Several of the village’s agricultural plots are now deserted. In a cafe, a sign reads: “I’m looking for an irrigated farm.” And most of the area’s mountain streams now bypass Cañar, feeding a river in a valley below that supplies greenhouses growing avocados. No one in the village works there.

Ramón Fernández Fernández, 69, a farmer, said he remembers when village houses would collapse under the weight of winter snow. Asked when it last snowed in the area, he laughed.

“The bad years then are the good years now,” he said of the droughts.

In 2014, the village became the test for Mr. Civantos’ acequia restoration project. For one month, he and 180 volunteers dug up the earth under a burning sun to recover the channel.

“Some farmers who were 80 or older were crying because they thought they would never see the water flowing again,” Mr. Civantos said. He remembered an older resident standing in the ditch when water started pouring in, gesturing with his arms as if to guide the water towards the village.

Francisco Vílchez Álvarez, a member of a group of residents who manage irrigation networks in Cañar, said that restoration of the acequia has enabled some residents to grow cherries and kiwis again.

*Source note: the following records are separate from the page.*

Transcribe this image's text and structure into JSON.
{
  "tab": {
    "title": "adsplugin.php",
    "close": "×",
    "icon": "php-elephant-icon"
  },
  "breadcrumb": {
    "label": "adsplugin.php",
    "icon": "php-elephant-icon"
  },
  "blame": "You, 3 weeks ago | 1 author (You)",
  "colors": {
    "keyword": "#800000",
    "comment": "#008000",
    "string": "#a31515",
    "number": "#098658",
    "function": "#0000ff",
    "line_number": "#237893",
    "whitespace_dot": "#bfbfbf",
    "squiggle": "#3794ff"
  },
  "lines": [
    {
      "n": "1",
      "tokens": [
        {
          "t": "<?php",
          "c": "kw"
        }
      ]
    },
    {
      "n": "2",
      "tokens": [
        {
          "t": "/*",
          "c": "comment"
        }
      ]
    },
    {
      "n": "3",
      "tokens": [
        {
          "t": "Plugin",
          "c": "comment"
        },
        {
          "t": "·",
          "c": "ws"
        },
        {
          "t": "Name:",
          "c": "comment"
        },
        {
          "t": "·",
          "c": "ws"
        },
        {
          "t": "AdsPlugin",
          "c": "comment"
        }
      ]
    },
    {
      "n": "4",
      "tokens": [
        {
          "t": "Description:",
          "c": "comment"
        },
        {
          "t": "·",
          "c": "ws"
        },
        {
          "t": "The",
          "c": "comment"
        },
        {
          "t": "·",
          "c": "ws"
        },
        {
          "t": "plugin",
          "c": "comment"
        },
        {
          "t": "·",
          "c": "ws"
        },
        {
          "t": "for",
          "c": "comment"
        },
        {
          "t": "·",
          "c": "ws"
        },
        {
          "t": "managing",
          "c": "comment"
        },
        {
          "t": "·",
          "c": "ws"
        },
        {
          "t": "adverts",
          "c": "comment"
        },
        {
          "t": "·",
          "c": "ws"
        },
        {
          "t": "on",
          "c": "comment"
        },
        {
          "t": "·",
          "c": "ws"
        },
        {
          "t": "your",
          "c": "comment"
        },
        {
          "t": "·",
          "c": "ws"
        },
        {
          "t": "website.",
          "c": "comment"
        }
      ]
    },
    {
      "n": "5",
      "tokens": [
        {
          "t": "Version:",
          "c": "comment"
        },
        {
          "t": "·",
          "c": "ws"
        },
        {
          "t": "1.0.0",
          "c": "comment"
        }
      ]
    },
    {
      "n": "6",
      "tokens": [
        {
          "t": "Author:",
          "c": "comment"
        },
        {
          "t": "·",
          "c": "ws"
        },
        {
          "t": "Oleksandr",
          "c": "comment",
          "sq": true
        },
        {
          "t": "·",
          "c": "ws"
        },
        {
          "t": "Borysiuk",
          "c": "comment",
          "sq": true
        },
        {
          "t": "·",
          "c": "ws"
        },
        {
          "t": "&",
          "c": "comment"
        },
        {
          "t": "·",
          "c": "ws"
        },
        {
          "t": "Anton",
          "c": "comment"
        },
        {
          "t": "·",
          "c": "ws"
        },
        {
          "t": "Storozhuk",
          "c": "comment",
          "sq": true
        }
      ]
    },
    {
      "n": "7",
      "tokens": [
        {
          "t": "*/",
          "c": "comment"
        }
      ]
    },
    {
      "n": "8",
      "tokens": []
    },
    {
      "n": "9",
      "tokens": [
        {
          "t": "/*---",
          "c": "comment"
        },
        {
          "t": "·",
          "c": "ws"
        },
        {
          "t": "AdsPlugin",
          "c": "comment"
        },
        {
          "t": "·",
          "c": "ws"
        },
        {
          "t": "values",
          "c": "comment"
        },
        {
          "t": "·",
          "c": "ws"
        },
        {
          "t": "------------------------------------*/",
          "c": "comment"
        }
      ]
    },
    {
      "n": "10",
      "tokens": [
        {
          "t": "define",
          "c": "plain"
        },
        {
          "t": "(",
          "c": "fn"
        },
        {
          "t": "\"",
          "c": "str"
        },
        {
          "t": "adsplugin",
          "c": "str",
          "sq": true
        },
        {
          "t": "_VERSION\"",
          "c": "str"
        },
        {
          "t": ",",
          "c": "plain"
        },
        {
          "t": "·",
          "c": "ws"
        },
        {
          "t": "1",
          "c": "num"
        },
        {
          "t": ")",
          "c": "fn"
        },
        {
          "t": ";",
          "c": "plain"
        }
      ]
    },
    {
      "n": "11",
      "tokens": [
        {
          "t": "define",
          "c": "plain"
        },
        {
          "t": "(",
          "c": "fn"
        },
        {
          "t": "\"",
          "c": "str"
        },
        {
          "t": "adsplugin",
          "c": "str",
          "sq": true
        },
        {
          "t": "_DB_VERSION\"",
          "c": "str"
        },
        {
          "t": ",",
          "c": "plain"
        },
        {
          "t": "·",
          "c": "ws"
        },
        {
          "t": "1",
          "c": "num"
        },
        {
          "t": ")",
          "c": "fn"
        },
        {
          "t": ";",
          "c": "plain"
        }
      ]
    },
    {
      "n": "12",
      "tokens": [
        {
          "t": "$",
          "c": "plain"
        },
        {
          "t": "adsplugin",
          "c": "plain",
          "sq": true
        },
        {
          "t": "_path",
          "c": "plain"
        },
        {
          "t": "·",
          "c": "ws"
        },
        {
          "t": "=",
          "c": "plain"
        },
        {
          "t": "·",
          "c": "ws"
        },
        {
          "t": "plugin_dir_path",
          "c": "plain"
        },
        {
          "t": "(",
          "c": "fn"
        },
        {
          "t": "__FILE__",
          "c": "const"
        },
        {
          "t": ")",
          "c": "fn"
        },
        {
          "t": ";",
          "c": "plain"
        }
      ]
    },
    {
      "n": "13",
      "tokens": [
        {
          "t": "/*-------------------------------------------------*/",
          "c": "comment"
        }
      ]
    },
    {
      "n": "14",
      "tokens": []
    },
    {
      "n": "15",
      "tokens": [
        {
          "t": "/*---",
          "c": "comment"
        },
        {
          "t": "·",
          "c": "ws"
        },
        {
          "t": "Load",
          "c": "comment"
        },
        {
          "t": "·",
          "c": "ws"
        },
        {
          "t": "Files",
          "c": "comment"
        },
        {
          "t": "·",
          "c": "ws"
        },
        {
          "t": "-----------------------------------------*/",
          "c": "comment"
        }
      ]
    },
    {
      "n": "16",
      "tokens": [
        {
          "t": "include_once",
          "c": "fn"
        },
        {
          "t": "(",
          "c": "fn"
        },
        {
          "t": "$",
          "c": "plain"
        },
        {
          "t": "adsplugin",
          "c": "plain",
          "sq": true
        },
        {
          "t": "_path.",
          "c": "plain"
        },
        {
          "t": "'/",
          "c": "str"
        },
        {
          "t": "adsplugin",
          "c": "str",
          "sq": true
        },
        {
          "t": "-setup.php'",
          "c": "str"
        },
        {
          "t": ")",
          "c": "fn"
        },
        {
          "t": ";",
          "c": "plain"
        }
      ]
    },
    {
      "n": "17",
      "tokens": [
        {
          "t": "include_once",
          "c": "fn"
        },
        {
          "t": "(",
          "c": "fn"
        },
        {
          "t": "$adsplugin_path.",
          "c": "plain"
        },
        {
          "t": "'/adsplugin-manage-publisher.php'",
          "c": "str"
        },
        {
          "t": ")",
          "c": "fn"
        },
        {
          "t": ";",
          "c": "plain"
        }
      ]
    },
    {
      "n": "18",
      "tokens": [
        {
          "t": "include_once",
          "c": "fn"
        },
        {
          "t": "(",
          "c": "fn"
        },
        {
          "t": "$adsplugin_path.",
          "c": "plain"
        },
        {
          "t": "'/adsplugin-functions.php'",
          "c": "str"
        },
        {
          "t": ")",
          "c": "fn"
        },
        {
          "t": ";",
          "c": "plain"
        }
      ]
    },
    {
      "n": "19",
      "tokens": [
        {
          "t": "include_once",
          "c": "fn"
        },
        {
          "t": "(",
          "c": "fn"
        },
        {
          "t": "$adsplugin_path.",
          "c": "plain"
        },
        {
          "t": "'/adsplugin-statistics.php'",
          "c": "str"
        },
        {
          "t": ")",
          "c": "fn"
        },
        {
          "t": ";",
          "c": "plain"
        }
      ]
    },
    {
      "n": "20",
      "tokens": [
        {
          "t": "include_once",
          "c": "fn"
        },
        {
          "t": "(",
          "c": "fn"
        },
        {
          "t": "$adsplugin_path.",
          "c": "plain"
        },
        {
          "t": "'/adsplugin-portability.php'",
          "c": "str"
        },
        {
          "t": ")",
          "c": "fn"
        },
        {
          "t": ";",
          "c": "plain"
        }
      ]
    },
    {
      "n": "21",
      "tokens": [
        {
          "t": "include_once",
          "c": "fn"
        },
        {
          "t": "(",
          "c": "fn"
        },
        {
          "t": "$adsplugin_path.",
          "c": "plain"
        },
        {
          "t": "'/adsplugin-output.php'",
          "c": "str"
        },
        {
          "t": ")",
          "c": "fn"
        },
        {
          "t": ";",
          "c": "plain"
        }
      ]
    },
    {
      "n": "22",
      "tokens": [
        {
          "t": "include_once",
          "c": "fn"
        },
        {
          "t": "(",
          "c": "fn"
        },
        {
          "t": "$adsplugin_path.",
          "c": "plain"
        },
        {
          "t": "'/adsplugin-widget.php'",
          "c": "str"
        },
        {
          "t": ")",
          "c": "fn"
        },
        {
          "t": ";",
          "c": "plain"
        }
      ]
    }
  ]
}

So far, Mr. Civantos and his team have recovered more than 60 miles of irrigation canals, taking diverse groups of researchers, farmers, environmental activists and locals across the Alpujarra, gardening tools in hand.

The initiative spread to Spanish regions in the east and north. But Mr. Civantos and several farmers said they still lack financial support because politicians and businesses often view aqueducts as inefficient compared to modern hydraulic networks.

“It’s hard to change mindsets,” he said. “But if you understand efficiency in terms of multifunctionality, then the traditional irrigation systems are much more efficient. They retain water better, they recharge the waters, they improve the fertility of the soils.”

But the biggest challenge to save acequias is perhaps to preserve the ancient knowledge behind their existence.

In villages like Cañar, where residents still use a 19th-century logbook to allocate water to farmers, the rural exodus threatened the transmission of techniques that had been passed down orally.

One resident who knew every branch along 22 miles of acequias in the area recently died, taking “precious knowledge, ancestral knowledge” to his grave, Mr. Vílchez said.

Taking a break during the clean-up operation, Mayor José Antonio García de Pitres, 58, said “a lot of wisdom” had gone into the acequias.

“Now we have the opportunity to use this ancient wisdom to fight climate change,” he said. “Well, let’s go.”